No joint statement at G20 summit as group splits on Gaza, Ukraine
The first G20 meeting of 2024 in Brazil concluded without a joint statement due to disputes over wars, raising concerns that it could hinder progress on economic discussions
The first G20 finance ministers' meeting of the year has ended without a joint statement due to deep divisions over the wars in Ukraine and Gaza, officials have said.
"It isn't possible (to reach) a final statement," Brazil Finance Minister Fernando Haddad told a news conference on Thursday.
"The impasse, as usual, is over the ongoing conflicts," he said, without explicitly mentioning Russia's attacks on Ukraine or Israel's war on Palestine's Gaza.
"We had nurtured the hope that more sensitive geopolitical issues could be debated exclusively" by the group's foreign ministers, who held a meeting in Rio de Janeiro last week that likewise failed to produce a joint statement.
Haddad said that on financial issues, the G20 group - which represents 80 percent of the global economy — was unified.
"But since the meeting last week in Rio de Janeiro didn't reach a joint statement, that ended up contaminating the establishment of consensus" at what Brazil had hoped would be a purely economic policy meeting, he said.
Host country Brazil has an ambitious agenda to use the rotating G20 presidency to amplify the voice of the global south and tackle inequality and the climate crisis.
But that was overshadowed by what it called an "impasse" at the two-day meeting in Sao Paulo.
No 'business as usual'
German Finance Minister Christian Lindner had earlier said his country planned to insist on any final statement addressing Russia's two-year-old war in Ukraine.
The war has split the G20, with Western countries condemning the attacks and pouring military and financial aid into Ukraine.
Russia - also a G20 member - has meanwhile courted support from fellow emerging powers such as Brazil, China and India.
The group is also divided over Gaza, with the United States and Western allies reluctant to condemn Israel, even as non-Western members grow increasingly critical of a spiralling humanitarian crisis there.
"We can't have business as usual at the G20 when there's a war in Ukraine, Hamas terrorism and the humanitarian situation in Gaza," Lindner told journalists.
"We oppose avoiding those issues.
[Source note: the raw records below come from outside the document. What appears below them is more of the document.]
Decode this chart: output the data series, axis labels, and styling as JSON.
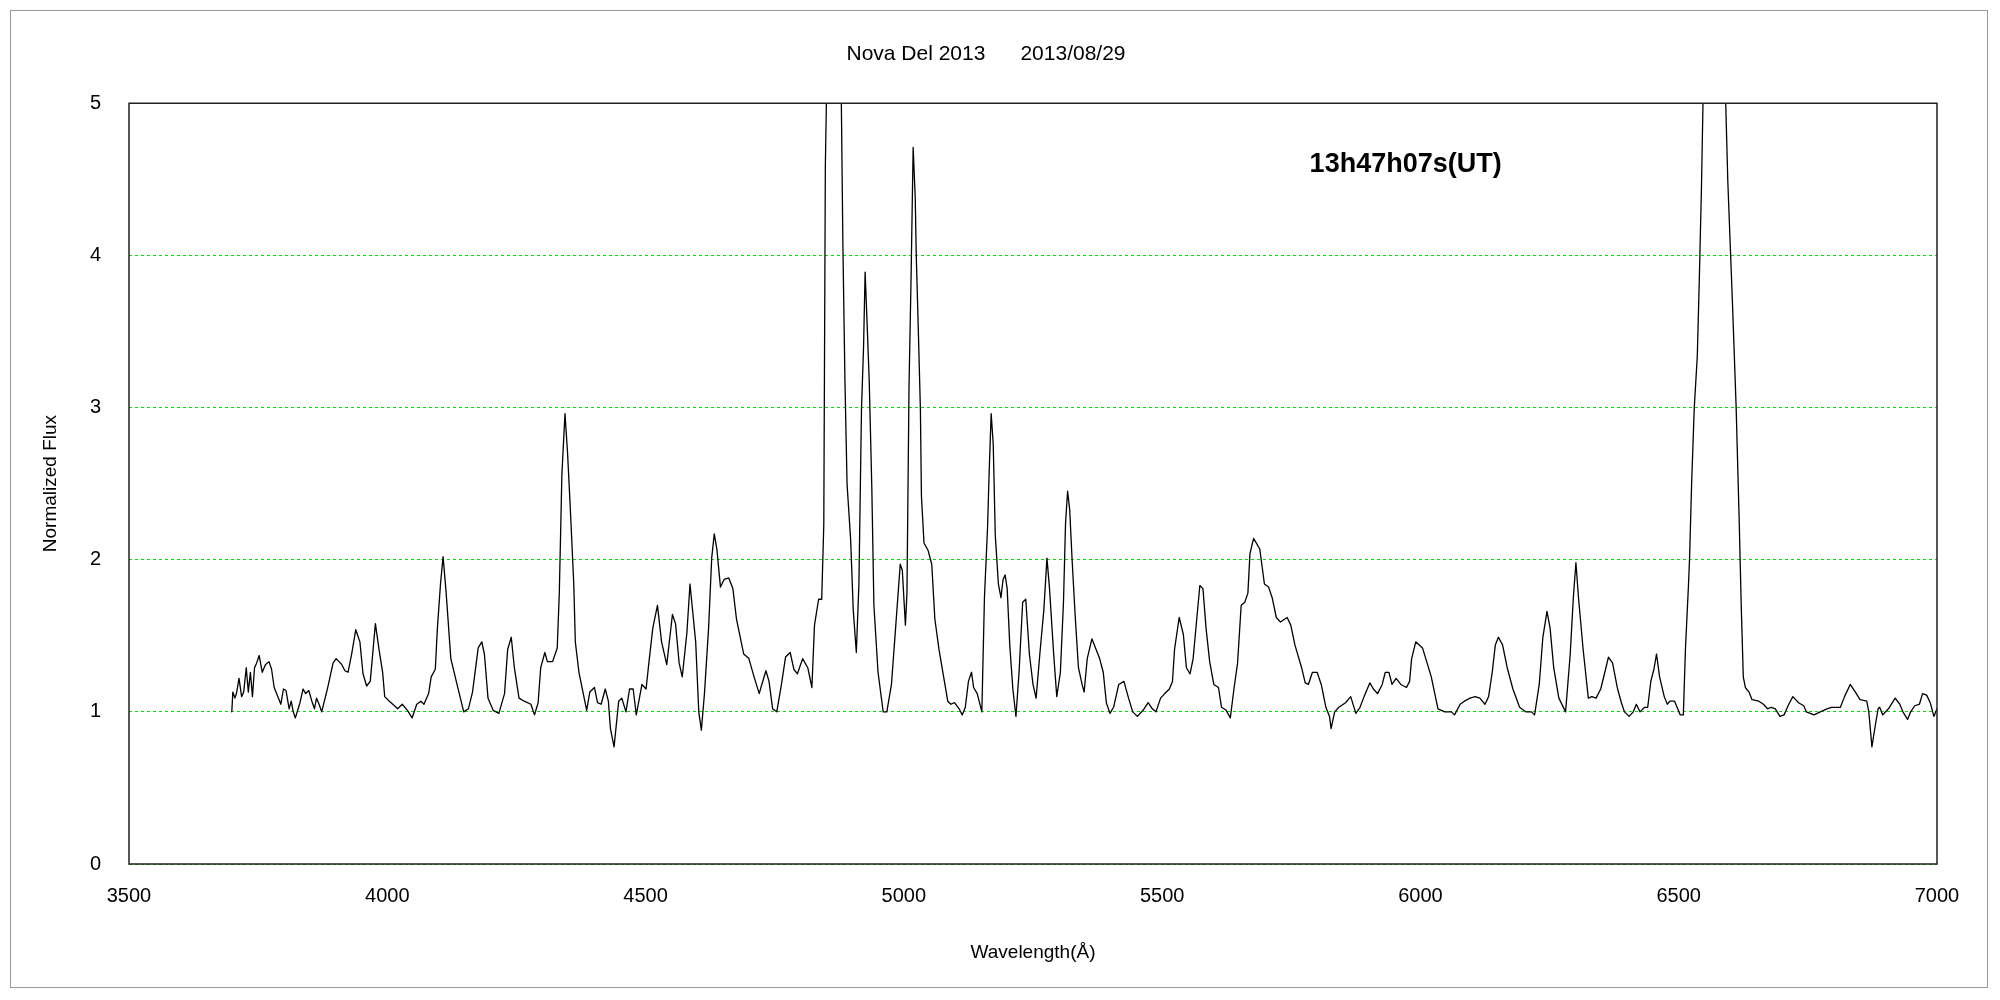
{
  "chart_data": {
    "type": "line",
    "title": "Nova Del 2013      2013/08/29",
    "xlabel": "Wavelength(Å)",
    "ylabel": "Normalized Flux",
    "annotations": [
      "13h47h07s(UT)"
    ],
    "xlim": [
      3500,
      7000
    ],
    "xticks": [
      3500,
      4000,
      4500,
      5000,
      5500,
      6000,
      6500,
      7000
    ],
    "ylim": [
      0,
      5
    ],
    "yticks": [
      0,
      1,
      2,
      3,
      4,
      5
    ],
    "grid": "y",
    "marker": "none",
    "line_style": "solid",
    "color": "#000000",
    "x": [
      3699,
      3701,
      3705,
      3708,
      3713,
      3718,
      3722,
      3727,
      3731,
      3735,
      3739,
      3743,
      3747,
      3752,
      3758,
      3764,
      3771,
      3776,
      3781,
      3794,
      3799,
      3804,
      3810,
      3814,
      3818,
      3822,
      3831,
      3837,
      3842,
      3848,
      3854,
      3859,
      3863,
      3868,
      3873,
      3884,
      3895,
      3901,
      3912,
      3918,
      3924,
      3931,
      3939,
      3947,
      3953,
      3960,
      3967,
      3977,
      3984,
      3991,
      3995,
      4004,
      4014,
      4020,
      4029,
      4039,
      4048,
      4057,
      4065,
      4071,
      4080,
      4085,
      4093,
      4097,
      4103,
      4108,
      4114,
      4123,
      4135,
      4148,
      4157,
      4165,
      4176,
      4183,
      4188,
      4195,
      4205,
      4216,
      4227,
      4233,
      4240,
      4246,
      4255,
      4265,
      4278,
      4285,
      4292,
      4297,
      4305,
      4310,
      4320,
      4329,
      4333,
      4338,
      4344,
      4349,
      4354,
      4361,
      4364,
      4371,
      4386,
      4392,
      4401,
      4407,
      4414,
      4422,
      4428,
      4432,
      4439,
      4448,
      4454,
      4462,
      4469,
      4476,
      4482,
      4493,
      4501,
      4506,
      4514,
      4523,
      4531,
      4541,
      4552,
      4558,
      4565,
      4571,
      4580,
      4586,
      4597,
      4603,
      4608,
      4614,
      4622,
      4628,
      4633,
      4638,
      4645,
      4652,
      4661,
      4669,
      4676,
      4690,
      4700,
      4710,
      4720,
      4725,
      4733,
      4739,
      4746,
      4754,
      4763,
      4771,
      4780,
      4787,
      4794,
      4804,
      4814,
      4822,
      4827,
      4835,
      4841,
      4845,
      4848,
      4850,
      4865,
      4879,
      4882,
      4886,
      4890,
      4897,
      4902,
      4908,
      4913,
      4918,
      4922,
      4925,
      4929,
      4933,
      4938,
      4942,
      4950,
      4960,
      4967,
      4976,
      4984,
      4993,
      4997,
      5003,
      5006,
      5010,
      5014,
      5018,
      5022,
      5024,
      5028,
      5032,
      5034,
      5039,
      5047,
      5054,
      5060,
      5068,
      5077,
      5085,
      5091,
      5098,
      5107,
      5113,
      5119,
      5125,
      5131,
      5135,
      5142,
      5151,
      5156,
      5162,
      5165,
      5169,
      5173,
      5177,
      5183,
      5188,
      5192,
      5196,
      5200,
      5205,
      5211,
      5217,
      5223,
      5230,
      5236,
      5243,
      5250,
      5256,
      5264,
      5271,
      5277,
      5282,
      5290,
      5296,
      5303,
      5309,
      5313,
      5317,
      5321,
      5326,
      5332,
      5338,
      5345,
      5349,
      5355,
      5364,
      5371,
      5379,
      5386,
      5392,
      5399,
      5406,
      5416,
      5426,
      5435,
      5443,
      5452,
      5463,
      5473,
      5481,
      5488,
      5497,
      5505,
      5514,
      5520,
      5524,
      5533,
      5541,
      5547,
      5554,
      5560,
      5567,
      5573,
      5579,
      5585,
      5592,
      5600,
      5609,
      5615,
      5624,
      5632,
      5639,
      5646,
      5653,
      5660,
      5666,
      5670,
      5677,
      5689,
      5698,
      5706,
      5713,
      5721,
      5729,
      5742,
      5749,
      5757,
      5770,
      5777,
      5783,
      5791,
      5800,
      5808,
      5817,
      5824,
      5827,
      5834,
      5842,
      5855,
      5865,
      5875,
      5883,
      5891,
      5902,
      5909,
      5917,
      5926,
      5932,
      5939,
      5945,
      5953,
      5962,
      5973,
      5979,
      5983,
      5991,
      6004,
      6013,
      6021,
      6034,
      6047,
      6060,
      6066,
      6077,
      6085,
      6096,
      6106,
      6115,
      6125,
      6132,
      6139,
      6145,
      6151,
      6159,
      6168,
      6179,
      6192,
      6204,
      6215,
      6221,
      6230,
      6237,
      6245,
      6251,
      6258,
      6268,
      6281,
      6290,
      6296,
      6301,
      6306,
      6315,
      6325,
      6332,
      6340,
      6349,
      6357,
      6364,
      6372,
      6381,
      6389,
      6395,
      6404,
      6412,
      6418,
      6425,
      6434,
      6440,
      6446,
      6452,
      6457,
      6463,
      6472,
      6478,
      6483,
      6492,
      6498,
      6503,
      6509,
      6513,
      6519,
      6521,
      6525,
      6530,
      6536,
      6540,
      6544,
      6547,
      6569,
      6591,
      6595,
      6604,
      6611,
      6617,
      6621,
      6625,
      6629,
      6636,
      6642,
      6655,
      6664,
      6672,
      6679,
      6687,
      6696,
      6704,
      6713,
      6721,
      6732,
      6742,
      6747,
      6762,
      6774,
      6787,
      6796,
      6813,
      6821,
      6832,
      6842,
      6851,
      6864,
      6868,
      6874,
      6881,
      6886,
      6889,
      6895,
      6906,
      6919,
      6928,
      6934,
      6943,
      6949,
      6957,
      6966,
      6972,
      6980,
      6987,
      6994,
      7000
    ],
    "values": [
      1.0,
      1.13,
      1.09,
      1.12,
      1.22,
      1.1,
      1.13,
      1.29,
      1.13,
      1.26,
      1.1,
      1.29,
      1.32,
      1.37,
      1.26,
      1.31,
      1.33,
      1.28,
      1.16,
      1.05,
      1.15,
      1.14,
      1.02,
      1.07,
      1.0,
      0.96,
      1.06,
      1.15,
      1.12,
      1.14,
      1.07,
      1.02,
      1.09,
      1.05,
      1.0,
      1.15,
      1.32,
      1.35,
      1.31,
      1.27,
      1.26,
      1.38,
      1.54,
      1.46,
      1.25,
      1.17,
      1.2,
      1.58,
      1.41,
      1.26,
      1.1,
      1.07,
      1.04,
      1.02,
      1.05,
      1.01,
      0.96,
      1.05,
      1.07,
      1.05,
      1.12,
      1.23,
      1.28,
      1.55,
      1.84,
      2.02,
      1.78,
      1.35,
      1.18,
      1.0,
      1.02,
      1.13,
      1.42,
      1.46,
      1.38,
      1.09,
      1.01,
      0.99,
      1.12,
      1.41,
      1.49,
      1.29,
      1.09,
      1.07,
      1.05,
      0.98,
      1.06,
      1.29,
      1.39,
      1.33,
      1.33,
      1.42,
      1.78,
      2.56,
      2.96,
      2.7,
      2.36,
      1.84,
      1.46,
      1.26,
      1.01,
      1.13,
      1.16,
      1.06,
      1.05,
      1.15,
      1.07,
      0.89,
      0.77,
      1.07,
      1.09,
      1.0,
      1.15,
      1.15,
      0.98,
      1.18,
      1.15,
      1.31,
      1.55,
      1.7,
      1.46,
      1.31,
      1.64,
      1.58,
      1.32,
      1.23,
      1.52,
      1.84,
      1.46,
      1.0,
      0.88,
      1.12,
      1.55,
      2.01,
      2.17,
      2.07,
      1.82,
      1.87,
      1.88,
      1.81,
      1.61,
      1.38,
      1.35,
      1.23,
      1.12,
      1.18,
      1.27,
      1.2,
      1.02,
      1.0,
      1.18,
      1.36,
      1.39,
      1.28,
      1.25,
      1.35,
      1.29,
      1.16,
      1.57,
      1.74,
      1.74,
      2.23,
      4.58,
      5,
      null,
      5,
      4.06,
      3.17,
      2.5,
      2.13,
      1.67,
      1.39,
      1.84,
      2.99,
      3.4,
      3.89,
      3.54,
      3.17,
      2.47,
      1.7,
      1.26,
      1.0,
      1.0,
      1.18,
      1.55,
      1.97,
      1.93,
      1.57,
      1.78,
      3.14,
      3.86,
      4.71,
      4.38,
      4.0,
      3.51,
      2.99,
      2.42,
      2.11,
      2.06,
      1.97,
      1.61,
      1.41,
      1.23,
      1.07,
      1.05,
      1.06,
      1.02,
      0.98,
      1.03,
      1.2,
      1.26,
      1.16,
      1.12,
      1.0,
      1.75,
      2.21,
      2.56,
      2.96,
      2.76,
      2.16,
      1.84,
      1.75,
      1.87,
      1.9,
      1.81,
      1.44,
      1.15,
      0.97,
      1.26,
      1.72,
      1.74,
      1.38,
      1.18,
      1.09,
      1.41,
      1.67,
      2.01,
      1.81,
      1.38,
      1.1,
      1.26,
      1.72,
      2.24,
      2.45,
      2.33,
      1.98,
      1.61,
      1.29,
      1.18,
      1.13,
      1.35,
      1.48,
      1.42,
      1.35,
      1.26,
      1.06,
      0.99,
      1.03,
      1.18,
      1.2,
      1.09,
      1.0,
      0.97,
      1.01,
      1.06,
      1.02,
      1.0,
      1.09,
      1.12,
      1.15,
      1.2,
      1.41,
      1.62,
      1.51,
      1.29,
      1.25,
      1.35,
      1.61,
      1.83,
      1.81,
      1.55,
      1.33,
      1.18,
      1.16,
      1.03,
      1.01,
      0.96,
      1.15,
      1.32,
      1.7,
      1.72,
      1.78,
      2.04,
      2.14,
      2.07,
      1.84,
      1.82,
      1.75,
      1.62,
      1.59,
      1.62,
      1.57,
      1.44,
      1.29,
      1.19,
      1.18,
      1.26,
      1.26,
      1.18,
      1.03,
      0.97,
      0.89,
      1.0,
      1.03,
      1.06,
      1.1,
      0.99,
      1.03,
      1.1,
      1.19,
      1.15,
      1.12,
      1.18,
      1.26,
      1.26,
      1.18,
      1.22,
      1.18,
      1.16,
      1.2,
      1.35,
      1.46,
      1.42,
      1.32,
      1.23,
      1.02,
      1.0,
      1.0,
      0.98,
      1.05,
      1.07,
      1.09,
      1.1,
      1.09,
      1.05,
      1.1,
      1.26,
      1.44,
      1.49,
      1.44,
      1.29,
      1.15,
      1.03,
      1.0,
      1.0,
      0.98,
      1.18,
      1.49,
      1.66,
      1.55,
      1.29,
      1.09,
      1.0,
      1.38,
      1.75,
      1.98,
      1.75,
      1.41,
      1.09,
      1.1,
      1.09,
      1.15,
      1.26,
      1.36,
      1.32,
      1.16,
      1.06,
      1.0,
      0.97,
      1.0,
      1.05,
      1.0,
      1.03,
      1.03,
      1.2,
      1.28,
      1.38,
      1.23,
      1.1,
      1.05,
      1.07,
      1.07,
      1.02,
      0.98,
      0.98,
      1.41,
      1.84,
      2.01,
      2.5,
      2.99,
      3.34,
      3.86,
      4.44,
      5,
      null,
      5,
      4.49,
      3.69,
      3.02,
      2.27,
      1.7,
      1.23,
      1.16,
      1.13,
      1.08,
      1.07,
      1.05,
      1.02,
      1.03,
      1.02,
      0.97,
      0.98,
      1.05,
      1.1,
      1.06,
      1.04,
      1.0,
      0.98,
      1.0,
      1.02,
      1.03,
      1.03,
      1.1,
      1.18,
      1.13,
      1.08,
      1.07,
      1.0,
      0.77,
      0.92,
      1.02,
      1.03,
      0.98,
      1.02,
      1.09,
      1.05,
      1.0,
      0.95,
      1.0,
      1.04,
      1.05,
      1.12,
      1.11,
      1.06,
      0.97,
      1.02
    ]
  }
}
Even if we're central bankers and finance ministers, we represent the values of our countries and must defend the international rules-based order."
The meetings are meant to lay the groundwork for the annual G20 leaders' summit, to be held in Rio in November.
Despite a push from Western countries for the group to condemn President Vladimir Putin, the G20's last summit, held in New Delhi in September, ended with a watered-down statement that denounced the use of force but did not explicitly name Russia.
The divisions do not look to have abated.
"Obviously, we want to name Russia as the aggressor, and Ukraine as the victim," a French official said, speaking on condition of anonymity.